There’s snobbery around working at fast food chains, particularly among the white, educated middle class.
It pains me to admit that, for a long time I thought that working in McDonalds wasn’t a real job. But, in the thrall of Generation X writer Douglas Coupland and his coining of the phrase ‘McJob’, I’d kind of missed the point and ended up in a boring but non-greasy admin job as I worked my way through uni.
I remember mocking a friend at college for his part time McDonald’s job, but in those early years he’d banked way more transferable skills than I ever had by the time I’d landed my first ‘real’ job.
That guy is now leading a major digital transformation project for a London Council. Like many who have had service industry jobs, he’s always been a brilliant problem solver and is great at dealing with demanding clients. He brings projects in on time and to budget. He knows how to get things done.
At one point in my own career I covered the postproduction and special effects industry, where the managers at several high end VFX facilities all told me the same thing: they preferred to recruit their runners – many of whom would go on to become digital artists working on top Hollywood films – that had experience of working in the service industry.
That ability to be client-facing, and deal with challenging behaviour and demands was valued as much as a fine arts degree from Oxford or someone’s ability to code.
And where else are you going to mix with such a diverse group of people? (Clue: the answer isn’t in your typical Silicon Valley start up).

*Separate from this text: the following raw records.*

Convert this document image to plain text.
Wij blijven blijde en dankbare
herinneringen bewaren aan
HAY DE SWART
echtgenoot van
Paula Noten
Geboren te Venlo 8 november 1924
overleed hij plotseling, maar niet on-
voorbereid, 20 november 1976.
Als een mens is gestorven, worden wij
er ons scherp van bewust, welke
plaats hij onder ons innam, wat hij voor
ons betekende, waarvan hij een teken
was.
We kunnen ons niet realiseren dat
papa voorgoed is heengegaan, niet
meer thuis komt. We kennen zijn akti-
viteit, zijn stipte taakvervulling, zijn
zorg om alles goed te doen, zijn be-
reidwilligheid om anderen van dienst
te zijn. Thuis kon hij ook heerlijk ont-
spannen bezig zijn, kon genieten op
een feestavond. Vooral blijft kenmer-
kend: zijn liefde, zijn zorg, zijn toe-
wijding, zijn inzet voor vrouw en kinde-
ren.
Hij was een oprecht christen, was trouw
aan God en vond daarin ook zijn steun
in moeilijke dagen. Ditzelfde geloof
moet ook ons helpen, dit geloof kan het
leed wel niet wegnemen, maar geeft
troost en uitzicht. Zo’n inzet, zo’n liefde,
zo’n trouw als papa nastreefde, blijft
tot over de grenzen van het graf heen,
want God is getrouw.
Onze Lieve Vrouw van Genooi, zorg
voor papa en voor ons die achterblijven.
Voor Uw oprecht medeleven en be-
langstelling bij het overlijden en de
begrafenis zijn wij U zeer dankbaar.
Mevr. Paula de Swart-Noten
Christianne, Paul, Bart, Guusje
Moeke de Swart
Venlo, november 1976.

As TI’s Lee notes: “In fast food you will work closely with people from all over the world. And, because many of those people are dentists, lawyers, teachers, who can’t work in their fields until they get their qualifications translated into English/US equivalents, you end up working with people from different socio-economic backgrounds too.
“Working on such diverse teams really prepares you for managing diverse personalities when you reach leadership positions and I’ve found it to be invaluable,” he adds.
And it’s clearly something Bezos values too, as he chomped his way through birthday Big Macs with the likes of Oprah, Beyonce and Bill Gates, his culinary choice represented his journey from a modest but informative start, to the pinnacle of tech success.